Experimental biologists are generating data at an unprecedented rate. Unfortunately, biological insight has not kept pace with this deluge of data. The goal of my lab is to improve the inference of biological meaning from the wealth of experimental data collected from single cells to whole organisms. To do so, we develop sophisticated statistical and computational tools that enable integrated analyses of noisy, heterogeneous datasets. More information on the lab can be found at daiglelab.org.
Assistantships are available for students interested in pursuing Ph.D. research in bioinformatics and/or computational systems biology. Active research areas in the lab include computational identification of disease biomarkers from high-throughput omics data and machine learning-based inference of gene regulatory networks (GRNs) from single-cell data. We currently have openings in two projects from these areas: (1) biomarker discovery for post-traumatic stress disorder (PTSD) from clinical and molecular data collected from military populations, and (2) application of deep learning techniques to rapidly and accurately infer GRNs from single-cell RNA-sequencing data.

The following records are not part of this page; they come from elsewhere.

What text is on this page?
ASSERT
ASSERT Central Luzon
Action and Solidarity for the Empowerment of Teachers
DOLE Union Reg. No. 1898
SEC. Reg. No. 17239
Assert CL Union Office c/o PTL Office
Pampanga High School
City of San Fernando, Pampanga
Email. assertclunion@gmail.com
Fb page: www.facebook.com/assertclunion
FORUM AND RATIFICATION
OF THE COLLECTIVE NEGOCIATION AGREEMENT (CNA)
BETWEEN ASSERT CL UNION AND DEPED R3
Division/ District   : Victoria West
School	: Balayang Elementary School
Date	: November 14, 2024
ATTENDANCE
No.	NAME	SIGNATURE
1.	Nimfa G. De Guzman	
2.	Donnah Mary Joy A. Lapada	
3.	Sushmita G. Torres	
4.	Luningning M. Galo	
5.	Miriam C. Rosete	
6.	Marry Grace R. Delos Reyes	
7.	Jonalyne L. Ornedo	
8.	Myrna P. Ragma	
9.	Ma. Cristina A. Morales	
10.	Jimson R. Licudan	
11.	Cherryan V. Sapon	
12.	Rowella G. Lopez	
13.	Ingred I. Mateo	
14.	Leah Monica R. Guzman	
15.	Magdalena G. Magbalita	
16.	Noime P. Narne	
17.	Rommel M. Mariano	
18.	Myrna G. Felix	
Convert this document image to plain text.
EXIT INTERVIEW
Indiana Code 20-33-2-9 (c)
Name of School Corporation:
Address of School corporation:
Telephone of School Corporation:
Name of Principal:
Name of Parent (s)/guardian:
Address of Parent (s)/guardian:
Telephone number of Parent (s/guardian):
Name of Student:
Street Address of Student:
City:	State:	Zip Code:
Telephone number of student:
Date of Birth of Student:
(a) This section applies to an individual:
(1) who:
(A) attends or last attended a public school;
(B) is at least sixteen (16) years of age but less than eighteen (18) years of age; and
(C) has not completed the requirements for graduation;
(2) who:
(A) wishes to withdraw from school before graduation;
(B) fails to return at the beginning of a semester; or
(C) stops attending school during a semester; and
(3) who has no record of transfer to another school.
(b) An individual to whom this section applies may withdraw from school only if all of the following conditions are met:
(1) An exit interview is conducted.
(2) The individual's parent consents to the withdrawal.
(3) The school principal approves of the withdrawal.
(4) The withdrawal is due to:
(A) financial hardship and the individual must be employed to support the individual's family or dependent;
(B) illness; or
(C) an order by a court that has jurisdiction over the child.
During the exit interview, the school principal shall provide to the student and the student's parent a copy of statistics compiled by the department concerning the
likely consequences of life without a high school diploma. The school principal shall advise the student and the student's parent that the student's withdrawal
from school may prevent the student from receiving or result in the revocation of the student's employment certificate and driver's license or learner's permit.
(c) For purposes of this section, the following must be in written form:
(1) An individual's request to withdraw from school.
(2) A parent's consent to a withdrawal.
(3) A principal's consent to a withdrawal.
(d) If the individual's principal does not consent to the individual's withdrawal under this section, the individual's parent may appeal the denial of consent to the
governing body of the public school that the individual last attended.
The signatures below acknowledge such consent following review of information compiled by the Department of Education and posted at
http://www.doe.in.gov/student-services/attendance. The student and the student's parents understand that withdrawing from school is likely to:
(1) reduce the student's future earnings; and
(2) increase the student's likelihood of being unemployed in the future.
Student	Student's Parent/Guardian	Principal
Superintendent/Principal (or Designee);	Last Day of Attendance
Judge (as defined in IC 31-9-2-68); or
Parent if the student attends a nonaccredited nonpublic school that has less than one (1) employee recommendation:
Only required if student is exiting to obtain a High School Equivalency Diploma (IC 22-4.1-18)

The successful candidate should be highly motivated and have some R and/or Python programming experience. Prior research experience in bioinformatics and/or computational biology is desirable. Details about admission and degree requirements can be found at www.memphis.edu/biology/graduate (Ph.D., Biological Sciences). To ensure full consideration, applications should be completed by February 1. Accepted students will be supported through a graduate assistantship.